For the relief of pain syndrome, various analgesics and their combinations with sedatives are traditionally used, as well as various types of blockades. With fractures of 1-2 ribs, it is advisable to use intercostal blockades, and in patients with multiple fractures of ribs - epidural blockades that provide effective anesthesia and contribute to the normalization of ventilation-perfusion ratios in the lungs. However, anesthesia performed in the early period of traumatic disease (against the background of infusion therapy and stabilization of hemodynamic parameters) can not be considered safe in connection with the likely development of arterial hypotension, which can be caused by relative hypovolemia, even in cases when the dose of local anesthetic is selected strictly individually taking into account the severity of the patient's condition.
A good therapeutic effect under these conditions is retropleural anesthesia (RPA).
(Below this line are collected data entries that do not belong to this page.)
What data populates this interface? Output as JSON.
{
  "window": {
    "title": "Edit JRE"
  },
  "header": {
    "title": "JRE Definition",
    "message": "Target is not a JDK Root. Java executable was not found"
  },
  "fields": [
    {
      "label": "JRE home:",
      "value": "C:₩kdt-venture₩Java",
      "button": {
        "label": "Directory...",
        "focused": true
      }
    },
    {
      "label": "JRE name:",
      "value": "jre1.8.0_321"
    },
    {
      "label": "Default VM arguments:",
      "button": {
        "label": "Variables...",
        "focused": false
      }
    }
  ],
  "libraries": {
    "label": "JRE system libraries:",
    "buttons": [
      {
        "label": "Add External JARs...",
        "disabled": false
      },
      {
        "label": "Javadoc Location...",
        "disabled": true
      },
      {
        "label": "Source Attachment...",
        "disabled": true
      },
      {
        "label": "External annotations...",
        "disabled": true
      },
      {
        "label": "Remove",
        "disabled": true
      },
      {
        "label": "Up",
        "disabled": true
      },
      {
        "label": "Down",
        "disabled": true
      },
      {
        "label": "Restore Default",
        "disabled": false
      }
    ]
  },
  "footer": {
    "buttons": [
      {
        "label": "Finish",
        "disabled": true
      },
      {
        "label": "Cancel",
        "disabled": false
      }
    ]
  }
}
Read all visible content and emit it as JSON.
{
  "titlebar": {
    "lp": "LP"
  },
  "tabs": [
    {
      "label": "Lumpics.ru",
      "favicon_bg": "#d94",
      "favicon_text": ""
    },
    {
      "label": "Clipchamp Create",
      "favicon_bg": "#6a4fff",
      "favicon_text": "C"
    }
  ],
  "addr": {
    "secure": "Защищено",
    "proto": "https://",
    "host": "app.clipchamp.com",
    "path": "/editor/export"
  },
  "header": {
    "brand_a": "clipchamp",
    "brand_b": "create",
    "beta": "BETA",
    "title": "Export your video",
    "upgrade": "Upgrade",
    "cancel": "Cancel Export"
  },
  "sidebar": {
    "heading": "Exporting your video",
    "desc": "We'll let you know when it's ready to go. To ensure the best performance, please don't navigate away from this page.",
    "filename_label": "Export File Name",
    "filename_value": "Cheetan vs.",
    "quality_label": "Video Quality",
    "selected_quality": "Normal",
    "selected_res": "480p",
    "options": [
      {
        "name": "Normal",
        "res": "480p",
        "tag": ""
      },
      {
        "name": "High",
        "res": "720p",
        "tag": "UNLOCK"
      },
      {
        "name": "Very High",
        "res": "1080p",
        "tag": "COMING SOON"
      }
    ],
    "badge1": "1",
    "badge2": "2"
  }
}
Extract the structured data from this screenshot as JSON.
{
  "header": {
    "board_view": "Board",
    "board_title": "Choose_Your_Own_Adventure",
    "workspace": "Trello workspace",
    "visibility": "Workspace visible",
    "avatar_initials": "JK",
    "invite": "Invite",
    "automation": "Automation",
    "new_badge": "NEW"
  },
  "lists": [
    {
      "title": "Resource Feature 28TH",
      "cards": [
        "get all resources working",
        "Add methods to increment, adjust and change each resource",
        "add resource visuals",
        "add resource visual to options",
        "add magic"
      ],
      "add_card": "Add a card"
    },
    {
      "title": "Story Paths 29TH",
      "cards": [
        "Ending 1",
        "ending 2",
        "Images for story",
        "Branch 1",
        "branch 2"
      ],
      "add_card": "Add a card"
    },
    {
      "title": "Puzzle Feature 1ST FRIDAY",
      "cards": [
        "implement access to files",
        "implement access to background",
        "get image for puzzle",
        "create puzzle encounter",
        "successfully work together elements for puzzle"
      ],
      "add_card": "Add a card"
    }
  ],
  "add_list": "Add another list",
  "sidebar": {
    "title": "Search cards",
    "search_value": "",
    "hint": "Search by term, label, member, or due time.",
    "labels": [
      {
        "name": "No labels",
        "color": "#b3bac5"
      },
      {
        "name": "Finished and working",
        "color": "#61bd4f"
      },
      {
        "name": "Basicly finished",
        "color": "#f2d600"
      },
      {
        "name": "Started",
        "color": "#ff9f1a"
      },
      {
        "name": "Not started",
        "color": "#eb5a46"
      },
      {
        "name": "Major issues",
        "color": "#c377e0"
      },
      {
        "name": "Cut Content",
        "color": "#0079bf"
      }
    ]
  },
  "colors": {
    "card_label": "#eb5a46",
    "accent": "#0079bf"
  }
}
As with epidural anesthesia, an anesthetic injected into the retropleural space affects the sensory and motor roots of the spinal cord, as well as the sympathetic ganglia, thus exerting a beneficial effect on the function of external respiration, without significantly altering the indices of systemic hemodynamics.
The active introduction into practice of intensive care of this type of conductive anesthesia was determined not only by its good analgesic effect and rather simple technique of performance, but also by the minimum number of complications, the risk of which is very significant in victims with shock.
The use of retropleural anesthesia as a method of anesthesia with closed combined trauma of the breast has an obvious clinical effect, which consists in less pronounced but quite sufficient analgesia and milder hemodynamic action compared with epidural blockade, which undoubtedly indicates the priority of this method in the treatment injured with a shock injury.
In clinical situations, in which (despite restoration of the thoracic cage, complete analgesia and rational oxygen therapy), the phenomena of respiratory failure continue to increase, it is necessary to resort to prolonged artificial ventilation as an unavoidable means of stabilizing the rib cage.